Rogers, chairman of the House Intelligence Committee, said at the Intelligence and National Security Alliance Summit in Washington that the large pool of terrorist gathering there is coming from all over the world, “including the United States of America.”
He said, “They’re being trained, further radicalized and guess what when this is over, whatever it looks like, they’re going home.”
U.S. intelligence officials have dispatched bulletins in recent years to law enforcement warning that radicalized Americans are a threat to return to the U.S. with the intent to launch attacks.
That precisely is what worries Rogers’ counterpart on the intelligence committee, Dutch Ruppersberger, D-Md.
Speaking at the same event, Ruppersberger said al-Qaida has “some very smart people that are part of their organization,” and they are undertaking groundbreaking activities to attack the U.S.
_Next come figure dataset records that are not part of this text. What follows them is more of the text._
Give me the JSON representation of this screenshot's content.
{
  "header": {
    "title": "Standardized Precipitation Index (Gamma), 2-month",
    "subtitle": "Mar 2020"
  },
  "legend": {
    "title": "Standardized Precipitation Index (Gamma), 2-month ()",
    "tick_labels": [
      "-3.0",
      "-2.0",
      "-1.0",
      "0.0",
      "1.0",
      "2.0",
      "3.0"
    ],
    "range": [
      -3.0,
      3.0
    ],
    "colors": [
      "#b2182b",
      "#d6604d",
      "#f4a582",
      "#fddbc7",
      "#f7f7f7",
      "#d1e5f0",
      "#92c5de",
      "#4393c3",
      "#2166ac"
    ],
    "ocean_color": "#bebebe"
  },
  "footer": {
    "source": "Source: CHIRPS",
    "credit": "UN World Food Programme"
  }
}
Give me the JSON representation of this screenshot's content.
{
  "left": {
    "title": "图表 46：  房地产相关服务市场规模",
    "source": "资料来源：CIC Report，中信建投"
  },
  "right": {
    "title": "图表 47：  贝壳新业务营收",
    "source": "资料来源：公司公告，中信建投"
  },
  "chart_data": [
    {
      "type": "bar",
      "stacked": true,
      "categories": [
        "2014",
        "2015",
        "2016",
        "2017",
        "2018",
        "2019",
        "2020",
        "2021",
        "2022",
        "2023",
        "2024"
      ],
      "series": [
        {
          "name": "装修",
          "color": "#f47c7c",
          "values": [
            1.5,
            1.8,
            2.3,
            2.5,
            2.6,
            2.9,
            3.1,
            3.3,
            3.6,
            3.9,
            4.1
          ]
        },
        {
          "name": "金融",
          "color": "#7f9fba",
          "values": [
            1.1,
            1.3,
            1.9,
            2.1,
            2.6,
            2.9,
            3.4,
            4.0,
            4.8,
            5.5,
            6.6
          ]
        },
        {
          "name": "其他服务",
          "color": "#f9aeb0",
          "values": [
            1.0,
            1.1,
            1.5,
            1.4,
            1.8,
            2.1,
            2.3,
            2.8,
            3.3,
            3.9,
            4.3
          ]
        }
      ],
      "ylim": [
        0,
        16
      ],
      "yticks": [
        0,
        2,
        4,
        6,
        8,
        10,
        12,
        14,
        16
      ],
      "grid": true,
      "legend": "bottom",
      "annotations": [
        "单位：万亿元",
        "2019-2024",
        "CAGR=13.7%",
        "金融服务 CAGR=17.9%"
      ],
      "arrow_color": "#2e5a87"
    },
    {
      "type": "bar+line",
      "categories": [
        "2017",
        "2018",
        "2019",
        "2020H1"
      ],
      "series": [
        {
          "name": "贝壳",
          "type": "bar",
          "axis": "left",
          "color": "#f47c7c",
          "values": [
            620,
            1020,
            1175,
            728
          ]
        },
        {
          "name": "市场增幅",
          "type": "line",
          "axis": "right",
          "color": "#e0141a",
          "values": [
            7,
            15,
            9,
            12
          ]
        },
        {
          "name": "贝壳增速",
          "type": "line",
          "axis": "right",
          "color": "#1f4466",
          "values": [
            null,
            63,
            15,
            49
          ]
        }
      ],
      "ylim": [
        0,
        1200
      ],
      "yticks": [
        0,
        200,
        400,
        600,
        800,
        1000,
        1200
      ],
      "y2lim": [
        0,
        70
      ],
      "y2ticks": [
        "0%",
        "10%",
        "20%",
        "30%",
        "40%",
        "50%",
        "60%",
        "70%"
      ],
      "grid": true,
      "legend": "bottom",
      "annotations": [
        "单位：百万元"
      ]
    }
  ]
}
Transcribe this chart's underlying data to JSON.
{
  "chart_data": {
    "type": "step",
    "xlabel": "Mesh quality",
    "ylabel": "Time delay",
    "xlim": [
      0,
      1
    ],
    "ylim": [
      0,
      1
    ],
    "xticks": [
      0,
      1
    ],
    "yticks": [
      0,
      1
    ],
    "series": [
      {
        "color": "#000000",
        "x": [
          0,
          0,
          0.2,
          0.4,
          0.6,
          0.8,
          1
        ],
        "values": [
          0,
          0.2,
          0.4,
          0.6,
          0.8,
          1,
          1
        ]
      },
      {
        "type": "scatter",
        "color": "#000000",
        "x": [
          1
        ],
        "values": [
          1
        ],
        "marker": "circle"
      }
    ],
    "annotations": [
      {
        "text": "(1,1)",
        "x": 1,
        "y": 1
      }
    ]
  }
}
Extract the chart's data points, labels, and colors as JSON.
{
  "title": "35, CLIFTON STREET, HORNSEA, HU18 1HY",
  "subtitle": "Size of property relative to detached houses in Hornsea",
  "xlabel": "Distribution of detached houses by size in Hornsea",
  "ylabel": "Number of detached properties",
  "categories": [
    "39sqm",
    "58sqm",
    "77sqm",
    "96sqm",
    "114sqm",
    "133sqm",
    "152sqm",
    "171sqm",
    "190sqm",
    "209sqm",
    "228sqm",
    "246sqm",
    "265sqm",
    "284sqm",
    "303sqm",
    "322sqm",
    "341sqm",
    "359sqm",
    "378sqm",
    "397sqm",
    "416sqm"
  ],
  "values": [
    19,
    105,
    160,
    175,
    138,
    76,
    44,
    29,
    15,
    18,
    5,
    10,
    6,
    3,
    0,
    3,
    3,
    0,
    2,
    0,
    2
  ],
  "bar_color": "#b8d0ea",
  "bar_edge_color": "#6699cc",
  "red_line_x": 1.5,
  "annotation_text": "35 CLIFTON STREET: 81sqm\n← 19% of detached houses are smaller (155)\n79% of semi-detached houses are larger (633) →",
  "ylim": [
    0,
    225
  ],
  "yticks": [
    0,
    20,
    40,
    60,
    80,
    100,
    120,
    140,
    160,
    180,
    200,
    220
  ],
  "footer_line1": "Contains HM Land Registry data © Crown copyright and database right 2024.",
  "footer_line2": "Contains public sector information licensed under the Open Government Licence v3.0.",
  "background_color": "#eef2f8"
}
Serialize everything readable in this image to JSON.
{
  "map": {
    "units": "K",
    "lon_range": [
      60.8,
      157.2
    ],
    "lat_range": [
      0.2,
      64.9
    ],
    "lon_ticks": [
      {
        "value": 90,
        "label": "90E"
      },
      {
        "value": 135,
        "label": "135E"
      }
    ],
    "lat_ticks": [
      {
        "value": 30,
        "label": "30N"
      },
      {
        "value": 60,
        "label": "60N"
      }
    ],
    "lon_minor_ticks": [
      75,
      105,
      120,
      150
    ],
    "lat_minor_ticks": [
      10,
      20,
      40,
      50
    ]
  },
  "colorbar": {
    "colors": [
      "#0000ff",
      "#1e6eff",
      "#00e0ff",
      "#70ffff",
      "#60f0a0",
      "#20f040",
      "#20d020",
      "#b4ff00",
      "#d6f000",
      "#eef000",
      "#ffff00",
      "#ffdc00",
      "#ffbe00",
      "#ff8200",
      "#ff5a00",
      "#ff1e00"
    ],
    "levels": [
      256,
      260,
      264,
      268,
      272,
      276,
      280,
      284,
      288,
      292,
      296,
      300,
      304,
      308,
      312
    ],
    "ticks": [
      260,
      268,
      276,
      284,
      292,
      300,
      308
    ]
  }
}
“You have doctors that are researching and they’re putting plastic bombs in individuals so they can go through the airports and not be detected,” said Ruppersberger.
The “lone wolf” terrorist is his primary concern. They have previously come to the U.S. from numerous global locations, but Ruppersberger believes the majority today are coming “more out of Yemen (Al-Qaida in the Arabian Peninsula, AQAP) than from any other area.”
He said they are “focusing on the United States and (using) individuals that are under the radar.”
It is AQAP’s genius that worries intelligence officials around the world. The organization produced the underwear bomb, the printer cartridge bomb and is believed to be behind efforts to develop surgically implanted bombs.
U.S. intelligence sources say there is concern that AQAP and al-Qaida franchises Al Nusra (Syria) and the Islamic State of Iraq, may have designs on the 1,000 tons of chemical weapons believed to be in Syria.
The Obama administration and the Russian government are trying to hammer out a way to eliminate Syria’s chemical weapons, but there are serious concerns they may make their way to the black market, because of their value.
“The stockpiles that Syria has are both larger and better grade weaponry than even the Iranians have,” said David Kay, former U.N. weapons inspector.